Recensione 7 giorni all'Havana (2012)

Pur con alcuni momenti più deboli, 7 giorni all'Havana risulta un film godibile per chi vuole assaporare le atmosfere della città cubana e lasciarsi raccontare alcune delle sue tante anime.

Una settimana a Cuba

Le prime esperienze di un giovane attore americano in città ed il suo incontro con una donna affascinante; il regista famoso e con problemi che arriva per ritirare un premio; la cantante che deve decidere se accettare o meno una proposta di lavoro, con risvolti romantici, all'estero; il palestinese per la prima volta a l'Havana in attesa di essere ricevuto all'ambasciata; l'esorcismo di una ragazza ritenuta omosessuale; l'impegnativa giornata di una psicologa che fa torte per guadagnare qualcosa di più, alle prese con un ordine piuttosto consistente; i frenetici preparativi, con ristrutturazione della casa per adattarsi alle richieste oniriche della Vergine Maria, per una festa.
Sono le storie raccontate dal film ad episodi 7 giorni all'Havana, presentato nella sezione Un Certain Regard di Cannes 2012.


Sette storie, sette registi, sette diversi aspetti della realtà cubana. Il film ci conduce in un viaggio di una settimana nella sfaccettata capitale dell'isola centroamericana, mettendo insieme sette cortometraggi diretti da altrettanti diversi artisti e dipingendo un quadro variegato delle sue diverse anime, da punti di vista diversi: dall'interno o dall'esterno, con gli occhi dello straniero che la vede per la prima volta o del suo abitante che sogna di lasciarla. Un percorso che cerca di evitare i luoghi comuni su Cuba, o meglio che cerca di raccontarli con ironici ammiccamenti. Un viaggio riuscito in parte, grazie soprattutto all'abilità di alcuni dei nomi in gioco, che ha la sua massima espressione nell'episodio di Elia Suleiman, Diary of a Beginner, caratterizzato da ironia e tempi perfetti nel seguire le curiose osservazione del protagonista alle prese con la sua prima visita a l'Havana.
Non è l'unico frammento riuscito: Benicio del Toro si cimenta in un discreto esordio alla regia dando buon ritmo al primo episodio El Yuma, mentre Pablo Trapero dirige con sicurezza un autoironico Emir Kusturica nel divertente Jam Session che segue.

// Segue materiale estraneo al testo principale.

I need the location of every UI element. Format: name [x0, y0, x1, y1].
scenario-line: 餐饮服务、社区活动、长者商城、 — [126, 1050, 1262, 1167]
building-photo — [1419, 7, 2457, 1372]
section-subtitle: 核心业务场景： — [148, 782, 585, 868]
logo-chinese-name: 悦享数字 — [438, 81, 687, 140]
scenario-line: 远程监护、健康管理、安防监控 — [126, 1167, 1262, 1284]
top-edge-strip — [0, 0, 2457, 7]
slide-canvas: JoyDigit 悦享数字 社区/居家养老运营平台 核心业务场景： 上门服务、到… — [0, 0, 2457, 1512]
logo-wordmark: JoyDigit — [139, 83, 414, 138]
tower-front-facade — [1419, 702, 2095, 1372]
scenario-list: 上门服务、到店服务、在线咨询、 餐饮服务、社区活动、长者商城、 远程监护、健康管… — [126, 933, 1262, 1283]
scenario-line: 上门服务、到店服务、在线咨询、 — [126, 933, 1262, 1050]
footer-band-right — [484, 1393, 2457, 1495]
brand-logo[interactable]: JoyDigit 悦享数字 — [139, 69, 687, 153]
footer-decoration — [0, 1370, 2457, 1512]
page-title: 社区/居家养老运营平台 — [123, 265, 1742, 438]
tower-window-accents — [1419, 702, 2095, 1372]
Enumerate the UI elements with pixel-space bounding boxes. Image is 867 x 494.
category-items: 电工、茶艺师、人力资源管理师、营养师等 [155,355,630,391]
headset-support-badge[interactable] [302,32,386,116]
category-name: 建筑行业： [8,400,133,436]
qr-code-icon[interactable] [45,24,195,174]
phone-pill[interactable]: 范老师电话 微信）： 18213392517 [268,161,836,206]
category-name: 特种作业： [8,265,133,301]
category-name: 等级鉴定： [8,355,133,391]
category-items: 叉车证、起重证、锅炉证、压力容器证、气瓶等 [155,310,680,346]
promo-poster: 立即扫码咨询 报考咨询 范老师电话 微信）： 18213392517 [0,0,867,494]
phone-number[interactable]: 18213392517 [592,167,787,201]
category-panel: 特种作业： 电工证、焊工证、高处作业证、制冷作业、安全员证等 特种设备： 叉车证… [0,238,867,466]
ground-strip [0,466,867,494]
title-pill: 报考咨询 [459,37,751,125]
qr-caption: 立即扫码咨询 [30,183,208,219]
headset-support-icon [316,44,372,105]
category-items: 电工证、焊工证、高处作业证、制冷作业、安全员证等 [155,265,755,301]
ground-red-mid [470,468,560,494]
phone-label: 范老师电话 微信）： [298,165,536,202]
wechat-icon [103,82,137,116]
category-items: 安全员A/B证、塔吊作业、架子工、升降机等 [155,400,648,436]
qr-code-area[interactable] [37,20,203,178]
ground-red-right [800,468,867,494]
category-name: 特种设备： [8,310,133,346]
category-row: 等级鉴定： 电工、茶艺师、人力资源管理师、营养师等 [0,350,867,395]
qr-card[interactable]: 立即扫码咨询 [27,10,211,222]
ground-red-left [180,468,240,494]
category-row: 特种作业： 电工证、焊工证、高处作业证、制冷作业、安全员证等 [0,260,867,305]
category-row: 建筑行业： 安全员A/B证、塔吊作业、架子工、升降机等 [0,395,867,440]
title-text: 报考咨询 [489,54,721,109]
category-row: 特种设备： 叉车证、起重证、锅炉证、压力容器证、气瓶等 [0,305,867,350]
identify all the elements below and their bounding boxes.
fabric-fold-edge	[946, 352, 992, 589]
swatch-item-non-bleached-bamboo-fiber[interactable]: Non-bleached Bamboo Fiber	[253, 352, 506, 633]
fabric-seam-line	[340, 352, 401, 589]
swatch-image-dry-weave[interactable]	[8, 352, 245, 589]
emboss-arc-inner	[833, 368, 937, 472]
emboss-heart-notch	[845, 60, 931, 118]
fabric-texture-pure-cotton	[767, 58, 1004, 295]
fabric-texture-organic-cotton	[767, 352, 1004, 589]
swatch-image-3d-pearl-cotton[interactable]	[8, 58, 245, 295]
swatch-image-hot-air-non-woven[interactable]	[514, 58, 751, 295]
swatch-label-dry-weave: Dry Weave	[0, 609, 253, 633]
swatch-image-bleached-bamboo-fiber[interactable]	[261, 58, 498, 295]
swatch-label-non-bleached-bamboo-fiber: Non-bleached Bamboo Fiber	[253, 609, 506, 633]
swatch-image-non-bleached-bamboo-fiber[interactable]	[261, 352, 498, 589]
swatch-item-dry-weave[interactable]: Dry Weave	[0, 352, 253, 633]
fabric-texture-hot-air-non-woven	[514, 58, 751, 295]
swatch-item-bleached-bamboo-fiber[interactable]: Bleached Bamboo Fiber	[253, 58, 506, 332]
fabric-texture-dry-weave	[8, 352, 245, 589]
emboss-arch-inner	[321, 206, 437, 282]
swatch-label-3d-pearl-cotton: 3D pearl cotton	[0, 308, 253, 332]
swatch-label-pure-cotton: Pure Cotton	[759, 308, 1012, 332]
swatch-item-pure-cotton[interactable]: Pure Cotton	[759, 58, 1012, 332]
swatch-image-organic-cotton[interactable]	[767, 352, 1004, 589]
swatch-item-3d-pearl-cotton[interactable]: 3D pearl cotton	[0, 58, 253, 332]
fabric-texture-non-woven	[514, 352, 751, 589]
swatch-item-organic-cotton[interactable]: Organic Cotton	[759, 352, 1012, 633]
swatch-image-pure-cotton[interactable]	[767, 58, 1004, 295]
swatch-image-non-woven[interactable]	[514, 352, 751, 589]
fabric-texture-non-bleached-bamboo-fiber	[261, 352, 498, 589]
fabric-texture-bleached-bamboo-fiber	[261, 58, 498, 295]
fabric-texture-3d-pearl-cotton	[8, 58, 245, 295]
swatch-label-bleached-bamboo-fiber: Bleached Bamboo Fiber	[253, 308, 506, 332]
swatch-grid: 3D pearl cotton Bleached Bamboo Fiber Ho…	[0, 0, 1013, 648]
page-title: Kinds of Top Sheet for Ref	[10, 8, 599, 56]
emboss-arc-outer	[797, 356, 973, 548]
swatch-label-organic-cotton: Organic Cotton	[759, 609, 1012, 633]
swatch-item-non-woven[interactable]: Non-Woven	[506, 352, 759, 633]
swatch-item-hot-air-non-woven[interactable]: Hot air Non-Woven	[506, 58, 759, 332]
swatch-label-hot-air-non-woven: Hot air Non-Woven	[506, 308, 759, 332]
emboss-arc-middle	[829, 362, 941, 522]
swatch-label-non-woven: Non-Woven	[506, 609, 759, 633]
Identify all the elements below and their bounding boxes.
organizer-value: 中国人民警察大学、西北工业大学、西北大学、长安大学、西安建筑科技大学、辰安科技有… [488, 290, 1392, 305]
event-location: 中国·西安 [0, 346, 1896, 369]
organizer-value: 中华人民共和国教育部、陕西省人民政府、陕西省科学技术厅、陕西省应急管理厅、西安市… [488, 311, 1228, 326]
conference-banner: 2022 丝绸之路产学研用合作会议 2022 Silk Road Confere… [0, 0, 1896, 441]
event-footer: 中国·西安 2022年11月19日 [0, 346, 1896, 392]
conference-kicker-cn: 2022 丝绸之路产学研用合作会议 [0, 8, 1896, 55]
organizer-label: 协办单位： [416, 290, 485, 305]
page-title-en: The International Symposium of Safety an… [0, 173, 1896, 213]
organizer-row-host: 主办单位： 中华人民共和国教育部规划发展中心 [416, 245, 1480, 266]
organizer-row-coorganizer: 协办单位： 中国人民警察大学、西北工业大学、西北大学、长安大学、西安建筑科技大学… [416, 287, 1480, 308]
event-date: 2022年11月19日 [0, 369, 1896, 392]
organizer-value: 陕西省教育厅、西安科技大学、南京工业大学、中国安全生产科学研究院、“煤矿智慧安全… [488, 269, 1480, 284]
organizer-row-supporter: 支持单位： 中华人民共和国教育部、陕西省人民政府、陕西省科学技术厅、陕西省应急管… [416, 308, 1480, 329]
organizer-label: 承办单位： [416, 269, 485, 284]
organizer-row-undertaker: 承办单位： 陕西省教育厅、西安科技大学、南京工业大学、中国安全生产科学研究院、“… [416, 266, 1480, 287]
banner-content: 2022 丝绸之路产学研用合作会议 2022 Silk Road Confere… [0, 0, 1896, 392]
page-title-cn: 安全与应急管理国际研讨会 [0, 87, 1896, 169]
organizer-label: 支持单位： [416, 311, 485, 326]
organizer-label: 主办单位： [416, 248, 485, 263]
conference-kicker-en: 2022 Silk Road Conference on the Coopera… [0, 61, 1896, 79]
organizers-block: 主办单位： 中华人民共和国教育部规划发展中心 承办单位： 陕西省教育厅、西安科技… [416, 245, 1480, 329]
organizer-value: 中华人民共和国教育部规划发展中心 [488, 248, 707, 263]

Ugualmente simpatici i due episodi conclusivi, affidati a Juan Carlos Tabiò e Laurent Cantet, quest'ultimo efficace anche grazie all'interpretazione vivace della sua protagonista, l'anziana donna che stravolge casa per sistemarla secondo le indicazioni oniriche ricevute dalla Madonna.

Come ogni opera composita ha i suoi punti deboli, che qui identifichiamo nell'anonimo Cecilia's Temptation di Julio Medem, che appare non incisivo nel comunicare i dubbi della protagonista nel decidere se lasciare il paese o meno, e soprattutto The Ritual di Gaspar Noè, che con la sua cupezza appare completamente fuori contesto.
Pur con questi momenti più deboli, 7 giorni all'Havana risulta comunque un film godibile per chi vuole assaporare le atmosfere della città cubana e lasciarsi raccontare alcune delle sue tante anime.